RAGNAR KJARTANSSON: WOMAN IN E
MOCAD presents a major new performance by Ragnar Kjartansson, the Icelandic artist known for creating spellbinding installations which are equal parts music, performance, sculpture, and cinema. This exhibition has been organized by the Museum of Contemporary Art Detroit and is curated by MOCAD Susanne Feld Hilberry Senior Curator at Large, Jens Hoffmann.
PAST EXHIBITIONS
RAGNAR KJARTANSSON:
WOMAN IN E
JANUARY 15 – APRIL 10, 2016
MOCAD presents a major new performance by Ragnar Kjartansson, the Icelandic artist known for creating spellbinding installations which are equal parts music, performance, sculpture, and cinema. Superlatives are well-suited to his work: he tackles expansive themes using the most ambitious forms. Inspired by the music scene in Reykjavik, where he lives and works, he has created numerous immersive compositions that often involve live musical performances. To realize these large-scale productions, he collaborates prolifically with other artists, including The National, the Vienna Boys Choir, and Icelandic musicians Kjartan Sveinsson and Davíð Þór Jónsson.

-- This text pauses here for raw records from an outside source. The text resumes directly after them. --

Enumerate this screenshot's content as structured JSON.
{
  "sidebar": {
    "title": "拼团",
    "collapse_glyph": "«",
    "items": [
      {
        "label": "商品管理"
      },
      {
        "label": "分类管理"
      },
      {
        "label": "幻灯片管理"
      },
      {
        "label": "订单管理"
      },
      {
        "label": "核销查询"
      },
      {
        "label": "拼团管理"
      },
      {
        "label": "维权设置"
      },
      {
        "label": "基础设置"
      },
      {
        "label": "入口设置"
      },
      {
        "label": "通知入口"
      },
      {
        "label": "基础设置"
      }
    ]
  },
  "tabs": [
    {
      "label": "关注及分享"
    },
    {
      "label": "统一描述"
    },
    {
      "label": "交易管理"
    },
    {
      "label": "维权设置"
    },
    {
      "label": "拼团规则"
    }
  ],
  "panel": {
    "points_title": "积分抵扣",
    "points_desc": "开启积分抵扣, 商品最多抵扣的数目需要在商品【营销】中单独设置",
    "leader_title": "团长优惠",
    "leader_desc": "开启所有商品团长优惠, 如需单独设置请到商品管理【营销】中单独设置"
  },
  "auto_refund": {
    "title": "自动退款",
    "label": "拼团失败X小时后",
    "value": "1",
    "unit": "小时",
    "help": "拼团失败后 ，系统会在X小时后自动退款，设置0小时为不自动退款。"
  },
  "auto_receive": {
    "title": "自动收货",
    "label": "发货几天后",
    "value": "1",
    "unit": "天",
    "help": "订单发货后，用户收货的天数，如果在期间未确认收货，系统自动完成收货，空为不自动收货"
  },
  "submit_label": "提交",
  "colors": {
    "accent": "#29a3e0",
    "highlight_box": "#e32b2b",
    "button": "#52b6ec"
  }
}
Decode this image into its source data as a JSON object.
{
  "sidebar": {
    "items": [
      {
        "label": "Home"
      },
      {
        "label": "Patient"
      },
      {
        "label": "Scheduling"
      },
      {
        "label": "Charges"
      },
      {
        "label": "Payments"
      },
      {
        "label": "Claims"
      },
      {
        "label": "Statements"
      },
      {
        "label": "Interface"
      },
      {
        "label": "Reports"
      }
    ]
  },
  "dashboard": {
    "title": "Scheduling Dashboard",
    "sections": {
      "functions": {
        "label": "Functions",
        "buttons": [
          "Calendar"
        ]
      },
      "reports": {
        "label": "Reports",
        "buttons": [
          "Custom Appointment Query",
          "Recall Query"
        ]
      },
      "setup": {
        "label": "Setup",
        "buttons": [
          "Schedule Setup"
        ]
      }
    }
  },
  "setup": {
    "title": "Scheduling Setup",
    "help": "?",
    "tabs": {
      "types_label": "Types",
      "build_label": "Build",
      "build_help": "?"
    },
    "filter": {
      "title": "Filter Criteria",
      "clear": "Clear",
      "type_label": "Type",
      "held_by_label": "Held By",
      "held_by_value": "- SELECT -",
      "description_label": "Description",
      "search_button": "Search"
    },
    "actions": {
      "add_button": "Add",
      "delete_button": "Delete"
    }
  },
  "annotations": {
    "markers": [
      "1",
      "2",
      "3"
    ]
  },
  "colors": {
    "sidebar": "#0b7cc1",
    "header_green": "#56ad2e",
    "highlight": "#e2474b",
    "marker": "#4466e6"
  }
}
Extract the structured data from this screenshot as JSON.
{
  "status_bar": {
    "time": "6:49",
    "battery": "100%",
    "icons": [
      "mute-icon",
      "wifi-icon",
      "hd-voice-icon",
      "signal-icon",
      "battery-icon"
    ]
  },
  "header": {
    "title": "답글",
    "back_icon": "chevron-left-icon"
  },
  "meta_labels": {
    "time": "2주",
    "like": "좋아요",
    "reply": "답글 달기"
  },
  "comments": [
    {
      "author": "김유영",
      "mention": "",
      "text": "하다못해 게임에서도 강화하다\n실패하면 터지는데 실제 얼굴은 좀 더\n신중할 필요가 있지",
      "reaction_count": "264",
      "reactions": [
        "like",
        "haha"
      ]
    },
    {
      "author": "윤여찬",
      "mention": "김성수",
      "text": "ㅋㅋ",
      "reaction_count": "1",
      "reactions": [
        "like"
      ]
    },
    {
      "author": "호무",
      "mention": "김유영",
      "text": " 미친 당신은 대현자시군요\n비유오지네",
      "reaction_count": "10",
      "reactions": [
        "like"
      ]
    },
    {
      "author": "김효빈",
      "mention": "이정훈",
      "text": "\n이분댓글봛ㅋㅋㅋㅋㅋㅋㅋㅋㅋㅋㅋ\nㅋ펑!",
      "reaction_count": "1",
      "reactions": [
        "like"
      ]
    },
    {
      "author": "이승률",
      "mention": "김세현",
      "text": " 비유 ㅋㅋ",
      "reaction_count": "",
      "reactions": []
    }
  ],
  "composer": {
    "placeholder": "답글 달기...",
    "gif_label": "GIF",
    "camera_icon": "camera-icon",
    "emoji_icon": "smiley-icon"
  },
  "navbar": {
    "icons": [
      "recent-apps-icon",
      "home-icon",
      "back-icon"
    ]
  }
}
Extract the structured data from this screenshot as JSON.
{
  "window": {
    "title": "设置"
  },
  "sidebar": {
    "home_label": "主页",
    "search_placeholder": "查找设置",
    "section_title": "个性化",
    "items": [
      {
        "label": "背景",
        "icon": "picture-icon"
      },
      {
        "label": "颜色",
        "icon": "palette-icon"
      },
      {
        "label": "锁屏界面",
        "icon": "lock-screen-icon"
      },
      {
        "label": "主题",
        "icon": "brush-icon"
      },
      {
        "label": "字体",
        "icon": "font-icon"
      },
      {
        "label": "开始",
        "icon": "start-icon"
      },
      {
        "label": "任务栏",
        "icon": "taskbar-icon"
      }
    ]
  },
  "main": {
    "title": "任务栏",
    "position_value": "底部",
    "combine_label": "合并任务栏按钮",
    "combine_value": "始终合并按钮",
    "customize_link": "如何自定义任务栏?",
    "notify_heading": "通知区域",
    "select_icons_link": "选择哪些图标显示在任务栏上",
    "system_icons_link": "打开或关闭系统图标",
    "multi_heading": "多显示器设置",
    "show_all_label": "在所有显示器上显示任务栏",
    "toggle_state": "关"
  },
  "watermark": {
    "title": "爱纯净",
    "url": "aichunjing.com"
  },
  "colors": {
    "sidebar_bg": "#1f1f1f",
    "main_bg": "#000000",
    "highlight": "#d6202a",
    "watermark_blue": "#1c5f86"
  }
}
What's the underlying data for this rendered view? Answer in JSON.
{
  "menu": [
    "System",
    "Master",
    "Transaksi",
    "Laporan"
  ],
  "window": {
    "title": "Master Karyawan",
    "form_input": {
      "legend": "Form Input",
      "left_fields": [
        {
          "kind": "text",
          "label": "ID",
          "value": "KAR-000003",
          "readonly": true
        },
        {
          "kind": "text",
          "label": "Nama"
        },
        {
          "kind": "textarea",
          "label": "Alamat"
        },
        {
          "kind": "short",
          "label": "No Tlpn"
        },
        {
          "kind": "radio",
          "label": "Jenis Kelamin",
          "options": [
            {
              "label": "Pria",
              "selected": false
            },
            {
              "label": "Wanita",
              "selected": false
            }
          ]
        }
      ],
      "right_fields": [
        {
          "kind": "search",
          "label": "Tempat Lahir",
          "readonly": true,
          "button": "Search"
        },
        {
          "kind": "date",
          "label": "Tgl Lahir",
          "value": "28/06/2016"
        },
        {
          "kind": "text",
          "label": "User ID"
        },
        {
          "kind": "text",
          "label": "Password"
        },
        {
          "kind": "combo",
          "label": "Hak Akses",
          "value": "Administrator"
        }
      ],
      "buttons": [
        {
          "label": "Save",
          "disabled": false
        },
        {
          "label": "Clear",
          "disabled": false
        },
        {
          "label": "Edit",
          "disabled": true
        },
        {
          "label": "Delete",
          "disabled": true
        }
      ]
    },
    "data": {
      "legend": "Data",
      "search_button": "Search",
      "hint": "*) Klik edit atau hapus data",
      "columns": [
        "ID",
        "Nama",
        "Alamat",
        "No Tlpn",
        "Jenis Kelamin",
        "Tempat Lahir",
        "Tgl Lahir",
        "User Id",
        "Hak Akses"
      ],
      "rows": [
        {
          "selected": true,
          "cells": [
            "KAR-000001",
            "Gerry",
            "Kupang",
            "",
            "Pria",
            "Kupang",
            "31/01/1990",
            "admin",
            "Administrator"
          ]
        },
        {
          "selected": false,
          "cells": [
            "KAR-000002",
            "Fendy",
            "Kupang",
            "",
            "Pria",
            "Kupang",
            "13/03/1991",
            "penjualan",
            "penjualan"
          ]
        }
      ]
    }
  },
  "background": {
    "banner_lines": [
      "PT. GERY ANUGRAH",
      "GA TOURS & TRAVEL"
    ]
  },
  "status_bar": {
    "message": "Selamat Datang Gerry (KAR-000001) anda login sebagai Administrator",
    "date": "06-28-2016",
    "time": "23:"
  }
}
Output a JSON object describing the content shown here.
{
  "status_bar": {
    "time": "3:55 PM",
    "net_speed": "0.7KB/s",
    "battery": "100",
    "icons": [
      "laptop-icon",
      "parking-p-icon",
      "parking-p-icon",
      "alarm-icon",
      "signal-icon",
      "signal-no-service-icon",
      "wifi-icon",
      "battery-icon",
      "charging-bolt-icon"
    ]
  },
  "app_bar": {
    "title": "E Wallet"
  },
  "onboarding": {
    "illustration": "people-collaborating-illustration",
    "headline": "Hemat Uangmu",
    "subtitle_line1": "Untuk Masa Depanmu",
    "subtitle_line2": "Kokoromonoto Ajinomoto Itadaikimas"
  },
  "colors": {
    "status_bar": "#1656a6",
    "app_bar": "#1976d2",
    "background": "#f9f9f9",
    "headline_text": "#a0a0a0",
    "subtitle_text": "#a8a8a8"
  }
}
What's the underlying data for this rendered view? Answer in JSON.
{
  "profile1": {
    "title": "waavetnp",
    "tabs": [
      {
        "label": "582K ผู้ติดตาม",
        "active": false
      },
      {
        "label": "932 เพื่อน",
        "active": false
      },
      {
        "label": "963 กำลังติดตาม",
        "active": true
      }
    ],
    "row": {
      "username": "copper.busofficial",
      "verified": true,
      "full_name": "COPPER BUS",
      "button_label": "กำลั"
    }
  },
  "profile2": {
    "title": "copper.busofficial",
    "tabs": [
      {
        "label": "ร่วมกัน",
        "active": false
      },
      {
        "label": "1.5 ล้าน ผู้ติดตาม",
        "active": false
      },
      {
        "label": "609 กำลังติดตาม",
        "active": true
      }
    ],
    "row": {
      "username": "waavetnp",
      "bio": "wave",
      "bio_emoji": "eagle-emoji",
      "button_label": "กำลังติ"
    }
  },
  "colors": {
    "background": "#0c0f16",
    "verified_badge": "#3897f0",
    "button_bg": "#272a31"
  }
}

Unlike the G-scale, which is commonly used in love songs, E-minor conveys a melancholy, reflective feel. In Kjartansson’s haunting new work created for MOCAD, this pensive chord reverberates throughout the museum building, growing stronger as it bounces off the architecture. Woman in E revolves around a single, central figure: a woman dressed in a gold gown, standing on a rotating pedestal. The central figure plays the electric guitar without accompaniment, alone with the instrument and an amp. The atmosphere around her glitters as the notes rebound off the walls and ceiling, creating a deep, guttural tremolo. With its ethereal feel and symbolic references, the work conjures Detroit’s history as a hotbed of sonic innovation that gave birth to Motown and Techno alike.
The piece is also a nod to classic, representational sculpture. The protagonist powerfully embodies multiple tropes of femininity at once—she is a goddess, conqueror, and siren—but eludes a single narrative. The result is a portrait of vulnerability and prowess, of objectification and self-possession. Woman in E is at once an investigation of idolatry, a living monument to Detroit, and an abstracted icon, custom built for the city.